There's one place where CrossFit Boxes compete against each other: the Games. That's it.
Before you think I'm being naive, consider this: the most likely business you'll find next to a car dealership is another car dealership. Auto sales across brand lines benefit when the showrooms are neighbours. They build beside one another for a reason.
Cafes, too, benefit when several are grouped together (what's the French word for 'group' again?) If you're headed downtown for lunch, and Cafe Camille is jammed, you simply walk next door to Cafe Michelle.

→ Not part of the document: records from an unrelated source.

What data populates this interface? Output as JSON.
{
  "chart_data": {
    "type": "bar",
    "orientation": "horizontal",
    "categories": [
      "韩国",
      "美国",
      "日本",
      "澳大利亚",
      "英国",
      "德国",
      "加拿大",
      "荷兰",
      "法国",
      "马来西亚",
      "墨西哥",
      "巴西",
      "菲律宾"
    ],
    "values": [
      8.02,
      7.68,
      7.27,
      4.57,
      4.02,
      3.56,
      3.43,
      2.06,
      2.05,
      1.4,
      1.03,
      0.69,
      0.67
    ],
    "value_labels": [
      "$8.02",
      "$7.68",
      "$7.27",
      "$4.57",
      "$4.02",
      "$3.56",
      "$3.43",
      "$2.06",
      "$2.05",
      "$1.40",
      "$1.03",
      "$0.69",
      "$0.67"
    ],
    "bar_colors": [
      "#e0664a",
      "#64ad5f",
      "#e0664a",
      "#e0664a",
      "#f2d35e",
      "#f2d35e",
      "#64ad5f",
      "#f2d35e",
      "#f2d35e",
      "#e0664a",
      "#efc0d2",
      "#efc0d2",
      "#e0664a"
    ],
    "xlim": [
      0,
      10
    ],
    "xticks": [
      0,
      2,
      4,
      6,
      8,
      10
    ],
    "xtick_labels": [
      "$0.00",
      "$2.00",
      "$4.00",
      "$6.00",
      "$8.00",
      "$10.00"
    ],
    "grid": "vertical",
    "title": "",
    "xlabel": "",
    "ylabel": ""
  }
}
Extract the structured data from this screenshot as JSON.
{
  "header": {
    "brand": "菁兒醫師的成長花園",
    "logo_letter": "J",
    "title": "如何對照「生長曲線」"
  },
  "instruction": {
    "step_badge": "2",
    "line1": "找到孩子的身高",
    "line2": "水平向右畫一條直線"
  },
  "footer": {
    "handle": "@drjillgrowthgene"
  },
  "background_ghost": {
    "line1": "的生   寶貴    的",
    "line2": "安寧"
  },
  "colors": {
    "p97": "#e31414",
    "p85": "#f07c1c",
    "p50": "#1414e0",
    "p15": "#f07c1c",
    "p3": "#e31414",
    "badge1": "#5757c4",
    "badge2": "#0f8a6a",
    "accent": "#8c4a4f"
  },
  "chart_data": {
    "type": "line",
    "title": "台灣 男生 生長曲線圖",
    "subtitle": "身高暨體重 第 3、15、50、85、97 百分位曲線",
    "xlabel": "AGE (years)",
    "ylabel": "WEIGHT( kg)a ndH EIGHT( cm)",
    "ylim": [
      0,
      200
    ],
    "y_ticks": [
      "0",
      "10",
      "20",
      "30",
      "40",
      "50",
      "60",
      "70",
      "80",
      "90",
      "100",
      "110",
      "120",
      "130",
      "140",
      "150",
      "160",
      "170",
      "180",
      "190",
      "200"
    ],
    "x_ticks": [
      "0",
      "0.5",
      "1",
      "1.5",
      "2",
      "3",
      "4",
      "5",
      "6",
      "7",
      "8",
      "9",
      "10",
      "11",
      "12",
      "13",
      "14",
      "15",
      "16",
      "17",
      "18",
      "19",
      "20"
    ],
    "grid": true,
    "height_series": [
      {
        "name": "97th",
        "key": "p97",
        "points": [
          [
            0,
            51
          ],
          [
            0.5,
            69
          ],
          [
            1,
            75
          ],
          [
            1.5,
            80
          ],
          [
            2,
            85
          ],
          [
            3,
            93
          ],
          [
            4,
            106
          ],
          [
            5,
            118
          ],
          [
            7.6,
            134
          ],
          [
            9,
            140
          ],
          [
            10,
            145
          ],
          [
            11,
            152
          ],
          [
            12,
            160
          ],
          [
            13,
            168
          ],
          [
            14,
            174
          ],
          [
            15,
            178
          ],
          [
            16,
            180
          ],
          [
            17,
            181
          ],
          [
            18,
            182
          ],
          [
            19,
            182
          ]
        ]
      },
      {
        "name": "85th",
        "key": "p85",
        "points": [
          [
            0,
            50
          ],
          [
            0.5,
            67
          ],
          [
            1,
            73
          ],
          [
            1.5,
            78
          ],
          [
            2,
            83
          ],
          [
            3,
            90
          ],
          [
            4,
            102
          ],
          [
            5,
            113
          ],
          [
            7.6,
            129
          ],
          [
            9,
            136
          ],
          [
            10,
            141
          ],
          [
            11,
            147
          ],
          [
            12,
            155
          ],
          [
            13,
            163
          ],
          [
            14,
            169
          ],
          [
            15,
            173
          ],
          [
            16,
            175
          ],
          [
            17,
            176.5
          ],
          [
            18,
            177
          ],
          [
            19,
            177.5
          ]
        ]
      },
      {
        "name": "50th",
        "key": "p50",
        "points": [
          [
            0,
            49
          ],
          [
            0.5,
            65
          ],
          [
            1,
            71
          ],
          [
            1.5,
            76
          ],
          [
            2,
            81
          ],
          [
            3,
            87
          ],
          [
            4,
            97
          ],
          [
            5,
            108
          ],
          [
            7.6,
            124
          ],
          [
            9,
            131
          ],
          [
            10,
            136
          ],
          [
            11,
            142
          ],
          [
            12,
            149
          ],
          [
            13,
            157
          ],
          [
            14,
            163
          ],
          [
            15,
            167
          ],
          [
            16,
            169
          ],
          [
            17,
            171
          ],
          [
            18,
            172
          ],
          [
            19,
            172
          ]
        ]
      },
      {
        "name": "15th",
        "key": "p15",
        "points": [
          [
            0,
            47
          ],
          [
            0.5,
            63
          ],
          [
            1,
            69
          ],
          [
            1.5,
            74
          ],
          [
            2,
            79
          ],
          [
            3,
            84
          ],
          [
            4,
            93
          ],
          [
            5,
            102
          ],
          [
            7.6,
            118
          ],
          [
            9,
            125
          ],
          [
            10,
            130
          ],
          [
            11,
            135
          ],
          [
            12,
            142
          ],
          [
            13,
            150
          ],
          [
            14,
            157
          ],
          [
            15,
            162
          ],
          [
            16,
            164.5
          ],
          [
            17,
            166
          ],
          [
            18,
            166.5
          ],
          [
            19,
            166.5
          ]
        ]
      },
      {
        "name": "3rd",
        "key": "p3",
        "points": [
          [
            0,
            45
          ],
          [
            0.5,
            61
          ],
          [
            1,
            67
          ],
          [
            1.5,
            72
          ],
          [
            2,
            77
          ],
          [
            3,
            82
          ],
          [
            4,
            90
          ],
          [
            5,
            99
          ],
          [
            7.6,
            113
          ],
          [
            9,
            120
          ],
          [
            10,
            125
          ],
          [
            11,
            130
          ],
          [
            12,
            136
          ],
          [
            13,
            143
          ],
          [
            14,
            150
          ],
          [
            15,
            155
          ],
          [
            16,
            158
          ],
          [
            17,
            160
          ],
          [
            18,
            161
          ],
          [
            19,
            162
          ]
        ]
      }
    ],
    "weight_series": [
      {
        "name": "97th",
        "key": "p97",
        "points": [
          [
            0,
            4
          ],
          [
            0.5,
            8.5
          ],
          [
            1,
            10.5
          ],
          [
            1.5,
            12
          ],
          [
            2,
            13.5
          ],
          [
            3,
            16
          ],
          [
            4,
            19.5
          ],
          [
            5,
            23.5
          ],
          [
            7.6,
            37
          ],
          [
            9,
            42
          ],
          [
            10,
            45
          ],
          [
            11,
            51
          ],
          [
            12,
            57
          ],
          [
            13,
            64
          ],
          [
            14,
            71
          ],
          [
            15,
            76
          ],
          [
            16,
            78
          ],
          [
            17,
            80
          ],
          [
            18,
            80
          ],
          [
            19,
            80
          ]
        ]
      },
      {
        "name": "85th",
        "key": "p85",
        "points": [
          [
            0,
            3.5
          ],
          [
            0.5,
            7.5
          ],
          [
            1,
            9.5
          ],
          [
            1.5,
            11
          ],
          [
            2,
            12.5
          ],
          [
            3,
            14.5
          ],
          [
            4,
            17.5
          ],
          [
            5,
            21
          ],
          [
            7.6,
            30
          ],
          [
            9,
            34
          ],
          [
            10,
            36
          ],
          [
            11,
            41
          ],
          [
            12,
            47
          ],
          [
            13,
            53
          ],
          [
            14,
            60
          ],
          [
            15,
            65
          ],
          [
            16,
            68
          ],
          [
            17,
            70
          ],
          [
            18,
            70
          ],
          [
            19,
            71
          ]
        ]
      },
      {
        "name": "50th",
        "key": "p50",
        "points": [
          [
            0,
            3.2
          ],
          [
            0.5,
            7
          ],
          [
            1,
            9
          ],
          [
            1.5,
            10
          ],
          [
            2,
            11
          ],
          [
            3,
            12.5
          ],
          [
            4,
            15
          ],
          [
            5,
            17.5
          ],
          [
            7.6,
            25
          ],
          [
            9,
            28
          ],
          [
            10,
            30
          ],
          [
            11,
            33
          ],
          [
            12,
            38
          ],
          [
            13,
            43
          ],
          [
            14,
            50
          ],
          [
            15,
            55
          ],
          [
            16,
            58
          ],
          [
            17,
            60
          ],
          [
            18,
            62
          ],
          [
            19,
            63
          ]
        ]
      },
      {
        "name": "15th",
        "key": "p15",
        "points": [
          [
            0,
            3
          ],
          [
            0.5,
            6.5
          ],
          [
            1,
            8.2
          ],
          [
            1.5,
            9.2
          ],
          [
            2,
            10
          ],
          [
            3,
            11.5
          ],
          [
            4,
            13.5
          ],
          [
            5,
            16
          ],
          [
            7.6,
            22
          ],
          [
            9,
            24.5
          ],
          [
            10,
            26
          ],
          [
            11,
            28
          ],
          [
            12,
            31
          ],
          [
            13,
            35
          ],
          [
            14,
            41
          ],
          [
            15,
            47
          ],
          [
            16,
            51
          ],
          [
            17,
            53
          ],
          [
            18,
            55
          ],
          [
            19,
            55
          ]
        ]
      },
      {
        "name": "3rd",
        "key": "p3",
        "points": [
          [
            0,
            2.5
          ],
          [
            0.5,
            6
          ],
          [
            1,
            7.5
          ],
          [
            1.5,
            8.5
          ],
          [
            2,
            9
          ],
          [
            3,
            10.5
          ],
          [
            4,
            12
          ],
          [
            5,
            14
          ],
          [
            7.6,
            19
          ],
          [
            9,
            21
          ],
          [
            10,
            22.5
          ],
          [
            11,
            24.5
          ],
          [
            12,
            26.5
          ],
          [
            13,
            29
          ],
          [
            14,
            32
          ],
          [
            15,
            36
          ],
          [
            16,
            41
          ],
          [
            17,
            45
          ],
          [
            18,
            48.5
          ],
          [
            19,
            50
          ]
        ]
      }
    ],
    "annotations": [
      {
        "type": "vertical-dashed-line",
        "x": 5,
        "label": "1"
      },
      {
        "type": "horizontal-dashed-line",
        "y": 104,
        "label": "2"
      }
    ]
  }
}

Their businesses thrive on the 'Cafe Block' model.
There's a fear among veteran Affiliates that the 'new kids' will undercut their price; will tempt with novelty; will have nicer bathrooms and startup funding that we didn't have. They'll have sponsorships and painted walls and an appetite for cannibalism. They'll "dilute the brand," whatever that means.
Here's a story. I'm sharing it not to beat my own drum, but to share what's more likely to happen in the long term:
At the start of this month (June 2012,) a Personal Training studio closed its doors across town. Its owner opened a new "urban gym" about a block from us. We paid little notice until Friday, when two of their members called to inquire about packages. Then, at 7pm, one of their coaches signed up for a CrossFit membership.
None of our members have gone over. Without trying, we're +3 and ecstatic about it. I wish the 'urban gym' the best of luck - owning a gym ain't easy - and hope they'll stay friendly.
A final note: if you're thinking of starting a CrossFit gym, good. If you're building your business model around taking current CrossFitters from other CrossFit gyms, we need to talk. Lower prices and snappy graffiti won't trump a good social contract.